Generally, I like flavor being attached to mechanics. I even like it for Psionics. I simply don't like this particular flavor.
It seems like maybe that's a problem WotC is wrestling with: that the majority of it's fans are very clear in wanting hard-coded flavor-mechanics linkages, but that they are fragmented as to what that flavor should be. So, if they give a hard-coded flavor, they displease the majority (all those who don't want hard-coding, plus all those who wanted different hard-coding), and if they don't, again, they displease the majority who didn't want 'dissociated' flavor & mechanics.

It's a wonder they're still trying.
 

SigmaOne

First Post
The biggest problem I have with this is that it's meaningless to people who are new to the game. As with many things in 5e, it assumes you have some familiarity with the history of D&D. People new to the game won't. Far Realms? Just a couple of words. See also: creating four adventure paths in the Forgotten Realms without having released a FR setting guide, referencing various gods, etc within those adventures with no explanation. It's a tactic that implicitly involves relying on Google to fill in all the gaps for people who buy the product, assuming new players will figure all this stuff out. Maybe some players will stumble on DriveThruRPG and pick up an old PDF of the setting, but most won't, even if they do find out about it. It's disconcerting.

Anyway, I think this fluff should be provided as a potential explanation, along with others, such as specifically spelling out those for Dark Sun and Eberron, which already have explanations that should remain unadulterated. Fluff is good, but built in fluff that reigns in creativity, enforces a particular setting, or references intellectual property that isn't common knowledge, should be avoided.


Edit: That said, it's good that it is only fluff and can be ignored.
 

The_Gneech

Explorer
Not real keen on this particular flavoring myself. Psionics entered D&D as a way of mixing sci-fi into the fantasy, and really I'd prefer it stayed as such. In a pulpy S&S-style setting where spaceships crash in the Barrier Peaks and you can get ahold of lasers as long as you get through the experimentation mini-game without melting your own face off, the pseudoscience of psionics fits nicely.

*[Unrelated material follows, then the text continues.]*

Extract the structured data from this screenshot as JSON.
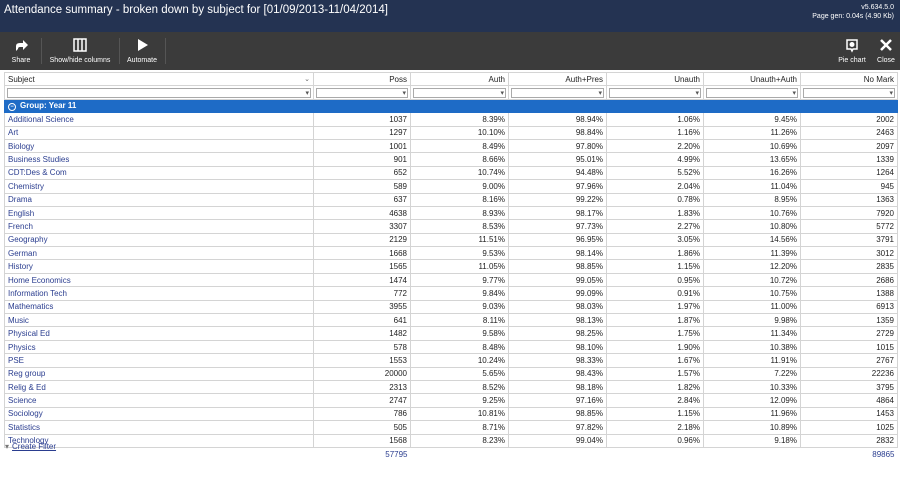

Making it "the magic that things with tentacles use" is just sorta "Eh..." to me.

-The Gneech :cool:
 

painted_klown

First Post
The biggest problem I have with this is that it's meaningless to people who are new to the game. As with many things in 5e, it assumes you have some familiarity with the history of D&D. People new to the game won't. Far Realms? Just a couple of words. See also: creating four adventure paths in the Forgotten Realms without having released a FR setting guide, referencing various gods, etc within those adventures with no explanation. It's a tactic that implicitly involves relying on Google to fill in all the gaps for people who buy the product, assuming new players will figure all this stuff out. Maybe some players will stumble on DriveThruRPG and pick up an old PDF of the setting, but most won't, even if they do find out about it. It's disconcerting.

Anyway, I think this fluff should be provided as a potential explanation, along with others, such as specifically spelling out those for Dark Sun and Eberron, which already have explanations that should remain unadulterated. Fluff is good, but built in fluff that reigns in creativity, enforces a particular setting, or references intellectual property that isn't common knowledge, should be avoided.


Edit: That said, it's good that it is only fluff and can be ignored.
Excellent point regarding new players. I am new to D&D with 5E, and have no real clue as to what tying psionics to the far realms even means, neither will my payers. LOL! I suppose, that just makes the fluff easier to ignore, as we can read it and disregard it as completely irrelevant to our games...
 

SigmaOne

First Post
The good news (I assume) is that they'll release a survey on this, and everyone and their brother can express their opinion on whether they want "Far Realms" hard-coded into the psionics class or would rather see a paragraph with a variety of possibilities and mentioning the classic Dark Sun, etc, origins.